Dalam perkembangan di kemudian hari, sehubungan Dekrit Presiden 5 Juli 1959 yang memberlakukan kembali Undang-Undang Dasar 1945, dalam konsiderans dekrit, Presiden Soekarno atas nama rakyat Indonesia menyatakan bahwa Piagam Jakarta tertanggal 22 Juli 1945 menjiwai Undang-Undang Dasar. Pertanyaan yang mendasar diajukan oleh dua orang anggota DPR yaitu Anwar Harjono (Masyumi) dan HA Sjaichu (NU) kepada pemerintah yang diwakili Perdana Menteri Juanda menyangkut rencana kembali ke UUD 1945 serta maksud dari pengakuan Piagam Jakarta dan pengaruhnya dalam UUD 1945. Jawaban resmi pemerintah yang disampaikan oleh Perdana Menteri Juanda adalah bahwa pengaruh Piagam Jakarta tersebut tidak mengenai Pembukaan UUD 1945 saja, tetapi juga mengenai Pasal 29 UUD 1945. Dengan demikian perkataan 'Ketuhanan' dalam Pembukaan UUD 1945 dapat diberikan arti 'Ketuhanan dengan kewajiban bagi umat Islam untuk menjalankan syari’atnya sehingga atas dasar itu dapat diciptakan perundang-undangan bagi para pemeluk agama Islam, yang dapat disesuaikan dengan syari’at Islam'.

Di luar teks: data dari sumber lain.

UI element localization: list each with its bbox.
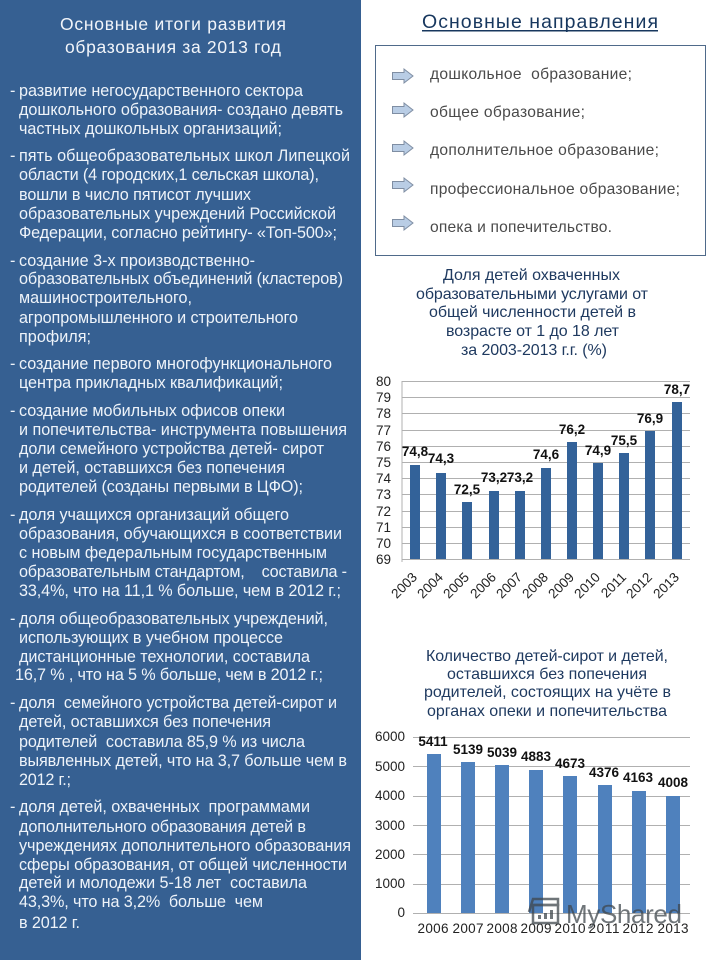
x axis labels: 2011	[588, 921, 620, 936]
x axis labels: 2008	[486, 921, 518, 936]
list item: mobile offices	[10, 402, 347, 496]
list item: federal standard: образования, обучающихся в соответствии	[19, 525, 342, 543]
x axis labels: 2010	[554, 921, 586, 936]
x axis labels	[388, 569, 682, 601]
list item: additional education: сферы образования, от общей численности	[19, 856, 347, 874]
heading: chart 2 title: родителей, состоящих на учёте в	[424, 684, 671, 701]
list item: clusters: образовательных объединений (кластеров)	[19, 270, 343, 288]
data labels: 5139	[453, 742, 483, 757]
list item: additional education: детей и молодежи 5-18 лет составила	[19, 874, 307, 892]
data labels: 78,7	[664, 382, 690, 397]
data labels: 4376	[589, 765, 620, 780]
panel: directions box	[376, 46, 706, 256]
list item: top-500 schools: пять общеобразовательных школ Липецкой	[19, 147, 350, 165]
icon: arrow 4	[392, 178, 413, 192]
list item: federal standard: -	[10, 506, 15, 524]
list item: clusters: агропромышленного и строительного	[19, 309, 298, 327]
list item: top-500 schools: области (4 городских,1 сельская школа),	[19, 166, 319, 184]
list item: mobile offices: и детей, оставшихся без попечения	[19, 459, 285, 477]
x axis labels: 2009	[545, 570, 577, 601]
y axis labels	[376, 374, 391, 567]
list item: top-500 schools: вошли в число пятисот лучших	[19, 186, 251, 204]
list item: family placement: детей, оставшихся без попечения	[19, 713, 271, 731]
list item: clusters: профиля;	[19, 328, 91, 346]
list item: family placement: 2012 г.;	[19, 771, 71, 789]
heading: chart 1 title: за 2003-2013 г.г. (%)	[461, 342, 607, 359]
heading: results of 2013: Основные итоги развития	[60, 14, 286, 34]
list item: mobile offices: и попечительства- инструмента повышения	[19, 421, 347, 439]
list item: distance technologies: 16,7 % , что на 5 % больше, чем в 2012 г.;	[15, 666, 323, 684]
x axis labels: 2007	[452, 921, 484, 936]
heading: chart 2 title	[424, 648, 671, 720]
list item: mobile offices: родителей (созданы первыми в ЦФО);	[19, 478, 303, 496]
y axis labels: 3000	[375, 818, 405, 833]
heading: results of 2013	[60, 14, 286, 57]
data labels: 4883	[521, 749, 552, 764]
text block: directions list: дошкольное образование;	[430, 66, 632, 83]
list item: additional education: 43,3%, что на 3,2% больше чем	[19, 893, 263, 911]
x axis labels: 2009	[520, 921, 552, 936]
list item: family placement: родителей составила 85,9 % из числа	[19, 733, 305, 751]
chart bars	[427, 754, 680, 913]
text block: directions list: общее образование;	[430, 104, 585, 121]
list item: federal standard	[10, 506, 347, 600]
list item: top-500 schools: -	[10, 147, 15, 165]
list item: additional education: учреждениях дополнительного образования	[19, 837, 351, 855]
data labels: 74,6	[533, 447, 560, 462]
y axis labels: 0	[397, 905, 405, 920]
heading: chart 1 title	[416, 267, 649, 359]
list item: private preschool	[10, 82, 343, 138]
x axis labels: 2006	[467, 570, 499, 601]
list item: clusters: машиностроительного,	[19, 289, 192, 307]
list item: additional education: в 2012 г.	[19, 914, 80, 932]
list item: private preschool: частных дошкольных организаций;	[19, 120, 282, 138]
list item: private preschool: -	[10, 82, 15, 100]
x axis labels: 2003	[388, 570, 420, 601]
data labels	[418, 734, 689, 790]
list item: qualification centre: -	[10, 355, 15, 373]
list item: federal standard: образовательным стандартом, составила -	[19, 563, 347, 581]
list item: distance technologies: -	[10, 610, 15, 628]
x axis labels: 2012	[622, 921, 654, 936]
y axis labels: 2000	[375, 847, 405, 862]
list item: qualification centre	[10, 355, 332, 392]
icon: arrow 5	[392, 216, 413, 230]
text block: directions list	[430, 66, 680, 236]
y axis labels: 80	[376, 374, 391, 389]
y axis labels: 1000	[375, 876, 405, 891]
list item: family placement: -	[10, 694, 15, 712]
list item: mobile offices: -	[10, 402, 15, 420]
x axis labels: 2008	[519, 570, 551, 601]
data labels: 76,2	[559, 422, 585, 437]
data labels: 4163	[623, 770, 654, 785]
y axis labels	[375, 729, 405, 920]
list item: top-500 schools: образовательных учреждений Российской	[19, 205, 336, 223]
list item: top-500 schools: Федерации, согласно рейтингу- «Топ-500»;	[19, 224, 337, 242]
list item: family placement	[10, 694, 347, 789]
heading: chart 2 title: оставшихся без попечения	[447, 666, 647, 683]
x axis labels	[418, 921, 688, 936]
x axis labels: 2005	[440, 570, 472, 601]
y axis labels: 70	[376, 536, 391, 551]
heading: chart 1 title: образовательными услугами от	[416, 286, 649, 303]
list item: family placement: доля семейного устройства детей-сирот и	[19, 694, 337, 712]
heading: chart 2 title: Количество детей-сирот и детей,	[426, 648, 668, 665]
icon: arrow 2	[392, 103, 413, 117]
text block: directions list: профессиональное образование;	[430, 181, 680, 198]
list item: federal standard: доля учащихся организаций общего	[19, 506, 289, 524]
list item: distance technologies	[10, 610, 328, 684]
data labels: 72,5	[454, 482, 481, 497]
data labels: 5039	[487, 745, 517, 760]
y axis labels: 74	[376, 471, 391, 486]
x axis labels: 2006	[418, 921, 448, 936]
x axis labels: 2012	[623, 570, 655, 601]
icon: watermark logo	[529, 899, 558, 923]
list item: additional education: дополнительного образования детей в	[19, 818, 306, 836]
y axis labels: 69	[376, 552, 391, 567]
bar chart: orphans count	[375, 729, 690, 936]
data labels	[402, 382, 690, 497]
y axis labels: 4000	[375, 788, 405, 803]
data labels: 74,3	[428, 451, 455, 466]
heading: chart 1 title: общей численности детей в	[429, 304, 636, 321]
icon: arrow 1	[392, 69, 413, 83]
list item: mobile offices: доли семейного устройства детей- сирот	[19, 440, 325, 458]
heading: chart 1 title: возрасте от 1 до 18 лет	[446, 323, 620, 340]
x axis labels: 2010	[571, 570, 603, 601]
chart bars	[410, 402, 682, 559]
y axis labels: 75	[376, 455, 391, 470]
list item: distance technologies: доля общеобразовательных учреждений,	[19, 610, 328, 628]
heading: chart 1 title: Доля детей охваченных	[443, 267, 620, 284]
x axis labels: 2011	[598, 570, 629, 601]
list item: additional education: -	[10, 798, 15, 816]
data labels: 74,9	[585, 443, 611, 458]
data labels: 74,8	[402, 444, 429, 459]
y axis labels: 76	[376, 439, 391, 454]
y axis labels: 5000	[375, 759, 405, 774]
list item: private preschool: дошкольного образования- создано девять	[19, 101, 343, 119]
list item: private preschool: развитие негосударственного сектора	[19, 82, 303, 100]
list item: mobile offices: создание мобильных офисов опеки	[19, 402, 285, 420]
data labels: 4673	[555, 756, 586, 771]
list item: clusters: создание 3-х производственно-	[19, 252, 255, 270]
x axis labels: 2013	[658, 921, 688, 936]
panel: left results background	[0, 0, 361, 960]
heading: chart 2 title: органах опеки и попечительства	[427, 703, 667, 720]
data labels: 4008	[658, 775, 689, 790]
y axis labels: 77	[376, 423, 391, 438]
text block: directions list: опека и попечительство.	[430, 219, 612, 236]
y axis labels: 73	[376, 487, 391, 502]
data labels: 5411	[418, 734, 448, 749]
list item: additional education: доля детей, охваченных программами	[19, 798, 310, 816]
list item: distance technologies: использующих в учебном процессе	[19, 629, 283, 647]
y axis labels: 6000	[375, 729, 405, 744]
data labels: 73,2	[481, 470, 507, 485]
y axis labels: 71	[376, 520, 391, 535]
list item: federal standard: с новым федеральным государственным	[19, 544, 327, 562]
list item: federal standard: 33,4%, что на 11,1 % больше, чем в 2012 г.;	[19, 582, 341, 600]
data labels: 76,9	[637, 411, 663, 426]
list item: family placement: выявленных детей, что на 3,7 больше чем в	[19, 752, 347, 770]
heading: main directions: Основные направления	[422, 11, 658, 33]
text block: directions list: дополнительное образование;	[430, 142, 659, 159]
watermark text: MyShared	[566, 899, 682, 929]
y axis labels: 78	[376, 406, 391, 421]
x axis labels: 2013	[650, 570, 682, 601]
bar chart: share of children covered	[376, 374, 690, 601]
list item: additional education	[10, 798, 351, 932]
list item: distance technologies: дистанционные технологии, составила	[19, 648, 310, 666]
data labels: 75,5	[611, 433, 638, 448]
data labels: 73,2	[507, 470, 533, 485]
list item: qualification centre: создание первого многофункционального	[19, 355, 332, 373]
icon: arrow 3	[392, 141, 413, 155]
y axis labels: 79	[376, 390, 391, 405]
list item: qualification centre: центра прикладных квалификаций;	[19, 374, 283, 392]
list item: top-500 schools	[10, 147, 350, 242]
x axis labels: 2007	[493, 570, 525, 601]
list item: clusters	[10, 252, 343, 346]
heading: results of 2013: образования за 2013 год	[65, 37, 281, 57]
y axis labels: 72	[376, 504, 391, 519]
text block: results list	[10, 82, 351, 932]
x axis labels: 2004	[414, 569, 446, 601]
list item: clusters: -	[10, 252, 15, 270]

Tidak dapat dipungkiri bahwa spirit Piagam Jakarta sebagai dokumen ideologis dan historis tetap terpatri dalam konstitusi negara kita. Meski telah 4 kali diamandemen UUD 1945 di masa reformasi dan saat ini kembali bergulir usulan amandemen kelima, diharapkan spirit Piagam Jakarta tetap hidup dalam hati sanubari para pemimpin dan segenap warga bangsa yang majemuk ini.